Moores, the 21-year-old son of head coach Peter, took a particular shine to Essex spinner Simon Harmer, who he deposited all around Chelmsford in an over that went for 27. In all, Moores hit seven fours and seven sixes in an 80-ball knock, and was the only contributor to a last-wicket stand of 58 from 52 balls with Harry Gurney, who was not out nought from 13 balls.
With a series of pulls, straight drives, many lofted, and unorthodox shots out of the one-day repertoire, Moores followed up his maiden century in the last Specsavers County Championship match, at Taunton. He recorded his second highest first-class score despite turning his right ankle during wicketkeeping drills before the start of the third day.

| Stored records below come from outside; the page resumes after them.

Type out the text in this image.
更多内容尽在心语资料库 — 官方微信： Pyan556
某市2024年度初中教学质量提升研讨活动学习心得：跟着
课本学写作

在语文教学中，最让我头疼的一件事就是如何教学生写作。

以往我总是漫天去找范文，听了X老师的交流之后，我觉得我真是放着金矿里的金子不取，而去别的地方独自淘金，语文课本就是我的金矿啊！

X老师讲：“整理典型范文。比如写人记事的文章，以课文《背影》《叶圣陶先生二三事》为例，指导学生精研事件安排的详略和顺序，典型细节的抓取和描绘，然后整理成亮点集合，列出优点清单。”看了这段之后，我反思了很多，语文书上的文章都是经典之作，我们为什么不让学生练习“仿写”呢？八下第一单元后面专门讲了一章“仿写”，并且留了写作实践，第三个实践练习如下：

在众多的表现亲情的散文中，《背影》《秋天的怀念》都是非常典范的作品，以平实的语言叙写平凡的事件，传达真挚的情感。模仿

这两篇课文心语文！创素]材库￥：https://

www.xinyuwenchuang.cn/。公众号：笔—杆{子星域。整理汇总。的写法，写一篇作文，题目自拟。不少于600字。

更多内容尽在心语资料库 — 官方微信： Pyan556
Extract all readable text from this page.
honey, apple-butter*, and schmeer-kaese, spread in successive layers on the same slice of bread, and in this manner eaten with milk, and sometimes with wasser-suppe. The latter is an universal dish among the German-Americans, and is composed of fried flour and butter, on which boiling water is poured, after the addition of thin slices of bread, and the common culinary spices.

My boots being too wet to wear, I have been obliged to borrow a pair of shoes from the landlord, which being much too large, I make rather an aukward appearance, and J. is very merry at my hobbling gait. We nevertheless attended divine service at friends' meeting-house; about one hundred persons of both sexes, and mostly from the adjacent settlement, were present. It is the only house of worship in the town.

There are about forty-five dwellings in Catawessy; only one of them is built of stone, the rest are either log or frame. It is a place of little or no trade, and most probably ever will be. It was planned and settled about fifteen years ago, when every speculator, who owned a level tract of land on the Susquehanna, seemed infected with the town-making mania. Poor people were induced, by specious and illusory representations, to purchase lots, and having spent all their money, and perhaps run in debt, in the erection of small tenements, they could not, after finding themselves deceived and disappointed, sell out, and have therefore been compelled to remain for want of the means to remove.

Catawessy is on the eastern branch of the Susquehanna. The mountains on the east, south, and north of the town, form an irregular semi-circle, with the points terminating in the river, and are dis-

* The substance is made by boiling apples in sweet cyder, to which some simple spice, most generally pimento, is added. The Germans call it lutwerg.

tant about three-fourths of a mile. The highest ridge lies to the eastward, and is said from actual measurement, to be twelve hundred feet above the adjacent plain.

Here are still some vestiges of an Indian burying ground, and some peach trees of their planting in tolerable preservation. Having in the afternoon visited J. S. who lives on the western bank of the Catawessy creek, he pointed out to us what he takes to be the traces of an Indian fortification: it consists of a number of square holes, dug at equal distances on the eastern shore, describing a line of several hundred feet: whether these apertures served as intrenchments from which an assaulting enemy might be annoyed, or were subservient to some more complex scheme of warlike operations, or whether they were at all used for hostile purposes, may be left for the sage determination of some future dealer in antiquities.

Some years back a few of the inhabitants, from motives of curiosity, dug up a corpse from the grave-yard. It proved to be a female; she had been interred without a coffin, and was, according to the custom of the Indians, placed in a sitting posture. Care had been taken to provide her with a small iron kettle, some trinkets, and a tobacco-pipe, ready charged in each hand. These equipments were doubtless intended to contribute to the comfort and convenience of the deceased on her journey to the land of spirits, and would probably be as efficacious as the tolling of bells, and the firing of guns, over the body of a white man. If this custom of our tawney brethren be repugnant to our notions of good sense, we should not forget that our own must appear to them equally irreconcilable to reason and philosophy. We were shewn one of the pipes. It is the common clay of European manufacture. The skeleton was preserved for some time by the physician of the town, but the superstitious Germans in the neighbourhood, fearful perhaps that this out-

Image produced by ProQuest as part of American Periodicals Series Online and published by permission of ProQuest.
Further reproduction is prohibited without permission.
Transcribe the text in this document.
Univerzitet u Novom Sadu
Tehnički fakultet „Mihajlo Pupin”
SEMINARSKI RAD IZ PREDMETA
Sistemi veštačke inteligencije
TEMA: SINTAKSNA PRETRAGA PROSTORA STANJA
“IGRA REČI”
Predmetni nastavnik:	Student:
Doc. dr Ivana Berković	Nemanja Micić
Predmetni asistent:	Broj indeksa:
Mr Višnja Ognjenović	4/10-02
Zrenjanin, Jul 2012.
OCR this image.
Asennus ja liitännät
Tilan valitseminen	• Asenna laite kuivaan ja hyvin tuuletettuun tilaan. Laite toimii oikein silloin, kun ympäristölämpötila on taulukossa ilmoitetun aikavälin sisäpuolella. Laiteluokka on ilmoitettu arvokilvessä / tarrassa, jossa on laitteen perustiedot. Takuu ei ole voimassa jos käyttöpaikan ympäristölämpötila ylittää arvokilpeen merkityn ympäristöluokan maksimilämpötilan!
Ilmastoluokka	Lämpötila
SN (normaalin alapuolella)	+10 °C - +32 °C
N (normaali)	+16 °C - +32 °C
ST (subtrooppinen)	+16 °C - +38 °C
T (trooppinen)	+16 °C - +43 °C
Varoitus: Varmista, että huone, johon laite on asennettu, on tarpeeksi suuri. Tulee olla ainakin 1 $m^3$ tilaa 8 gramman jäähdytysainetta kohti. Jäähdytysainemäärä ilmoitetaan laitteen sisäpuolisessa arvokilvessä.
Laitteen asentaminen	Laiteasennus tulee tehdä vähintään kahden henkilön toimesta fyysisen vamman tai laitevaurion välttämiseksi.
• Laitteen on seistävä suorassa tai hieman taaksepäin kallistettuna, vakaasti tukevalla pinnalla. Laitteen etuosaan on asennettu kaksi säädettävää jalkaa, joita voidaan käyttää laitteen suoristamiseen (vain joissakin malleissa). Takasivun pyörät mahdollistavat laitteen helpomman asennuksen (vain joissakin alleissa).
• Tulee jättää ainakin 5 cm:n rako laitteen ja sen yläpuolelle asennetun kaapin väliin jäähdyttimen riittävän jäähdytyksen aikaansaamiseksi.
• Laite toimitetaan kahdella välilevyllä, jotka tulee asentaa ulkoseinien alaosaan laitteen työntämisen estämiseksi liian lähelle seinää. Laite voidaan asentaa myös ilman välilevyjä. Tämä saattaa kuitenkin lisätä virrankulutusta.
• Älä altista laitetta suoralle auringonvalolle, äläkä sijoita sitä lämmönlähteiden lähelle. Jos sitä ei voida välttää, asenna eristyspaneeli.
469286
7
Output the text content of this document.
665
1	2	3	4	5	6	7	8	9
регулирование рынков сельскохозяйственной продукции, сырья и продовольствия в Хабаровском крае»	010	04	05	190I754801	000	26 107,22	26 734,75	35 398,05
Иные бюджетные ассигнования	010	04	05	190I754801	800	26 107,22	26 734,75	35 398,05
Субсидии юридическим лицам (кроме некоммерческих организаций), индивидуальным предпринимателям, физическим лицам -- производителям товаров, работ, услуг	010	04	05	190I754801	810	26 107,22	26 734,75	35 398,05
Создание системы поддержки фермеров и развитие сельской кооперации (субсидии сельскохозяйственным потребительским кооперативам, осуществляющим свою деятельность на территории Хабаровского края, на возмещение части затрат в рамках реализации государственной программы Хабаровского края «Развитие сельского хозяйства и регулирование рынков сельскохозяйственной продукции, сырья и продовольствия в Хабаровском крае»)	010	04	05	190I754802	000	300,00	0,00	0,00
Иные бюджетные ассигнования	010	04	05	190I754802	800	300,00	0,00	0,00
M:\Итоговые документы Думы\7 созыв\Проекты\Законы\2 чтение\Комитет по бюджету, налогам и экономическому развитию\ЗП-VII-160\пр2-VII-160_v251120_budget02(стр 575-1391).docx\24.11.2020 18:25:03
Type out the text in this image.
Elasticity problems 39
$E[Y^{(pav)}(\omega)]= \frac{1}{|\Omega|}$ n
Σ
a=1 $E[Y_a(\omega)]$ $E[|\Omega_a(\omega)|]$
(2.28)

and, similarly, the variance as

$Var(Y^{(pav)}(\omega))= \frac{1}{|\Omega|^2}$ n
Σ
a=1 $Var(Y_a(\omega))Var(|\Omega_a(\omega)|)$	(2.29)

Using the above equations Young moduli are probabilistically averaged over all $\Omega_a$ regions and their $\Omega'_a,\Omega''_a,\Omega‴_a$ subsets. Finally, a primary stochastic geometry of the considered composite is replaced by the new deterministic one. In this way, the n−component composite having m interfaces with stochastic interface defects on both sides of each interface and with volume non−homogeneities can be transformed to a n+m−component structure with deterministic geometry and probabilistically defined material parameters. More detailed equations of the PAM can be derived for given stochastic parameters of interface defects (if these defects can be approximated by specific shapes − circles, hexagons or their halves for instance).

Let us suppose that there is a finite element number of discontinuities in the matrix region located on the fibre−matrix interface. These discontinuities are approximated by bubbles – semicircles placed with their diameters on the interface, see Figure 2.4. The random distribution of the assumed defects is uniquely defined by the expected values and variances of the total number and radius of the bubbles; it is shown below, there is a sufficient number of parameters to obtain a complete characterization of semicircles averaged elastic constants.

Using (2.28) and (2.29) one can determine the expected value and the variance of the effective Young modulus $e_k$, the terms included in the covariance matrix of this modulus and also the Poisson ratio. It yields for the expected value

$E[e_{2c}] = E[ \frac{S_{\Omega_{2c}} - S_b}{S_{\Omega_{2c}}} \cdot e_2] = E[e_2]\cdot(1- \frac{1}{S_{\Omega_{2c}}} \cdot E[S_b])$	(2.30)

Notts assistant head coach Paul Franks said: "We're not sure at the moment how serious it is. But we could see that he was in a bit of discomfort and would not be able to run between the wickets. He is in a bit of pain but these things can settle down overnight. He's had a fantastic season and really made his mark on the team. He's had to follow in some big footsteps.
"He has a good range of shots, and sometimes it looks like he doesn't always use them. But his ball-striking was outstanding and he managed the situation really well. Sometimes when you have a runner, batting with tail-enders chaos can ensue. But he handled it well."
Essex had agreed at lunchtime that Moores could bat with a runner, and Jake Libby duly walked out alongside him at the fall of the seventh wicket on 143. His efforts almost doubled Notts' score and put the game far beyond Essex's reach. Moores did not appear behind the stumps later with Riki Wessels taking the gloves briefly before young 2nd XI player Tom Keast arrived from Trent Bridge.
Essex's chase got off to the worse possible start as their top-order folded again. Alastair Cook went lbw in the second over without scoring, playing back to a ball from Matt Milnes that kept low, and Varun Chopra's middle stump was knocked out of the ground in Milnes's next over. To compound that, stand-in captain Tom Westley was beaten by one from Luke Fletcher that nipped back and struck off-stump.
It was Cook's second duck in nine innings for the county this summer, Westley's fifth single-figure score in 11, while Chopra has totalled just 92 from eight Championship outings.
Dan Lawrence and Ravi Bopara set about trying to save the game in the early evening, and their patient partnership reached 55 in 20 overs when Lawrence was caught and bowled by Samit Patel.
But the day belonged to Moores. At the start of his innings, he was struck firmly on the boot by Neil Wagner. It did not discomfort Moores in the least as he was soon pulling Harmer for four and sweep-swiping his first six from the following ball. He went down on one knee to cart Jamie Porter over midwicket for his second six.
But it was the return of Harmer, who went for 78 from his 15 overs, that sparked the fireworks. The first ball was thumped over long-off for six to reach a 63-ball fifty. The next was driven for a one-bounce boundary, followed by a swept four. There were further sixes, one on to the press-box roof and another to long-leg, before the over was completed with a single into the deep.
Moores's sixth six brought up the fifty partnership for the last wicket, and he added a second in the only over of the match bowled by Ravi Bopara. Moores finally departed, edging Porter behind.
The day had not started so promising for Notts when they lost nightwatchman Milnes without addition. Patel pushed forward to Coles and sent Adam Wheater tumbling to his right to take the catch low down. Ross Taylor, centurion in the first innings, lasted just seven balls second time around, bowled trying to cut.
Libby perished on 51 as Wagner found some exaggerated movement off the pitch. Switching around the wicket, the New Zealand pace bowler slanted one in to remove leg-stump.
Wagner added his second straight after lunch when he got one to climb and take the edge of Wessels's bat. Billy Root had just reverse-swept Harmer for four to reach 29 when he popped the next ball into Cook's hands at third slip. But the Tom Moores show was about to begin.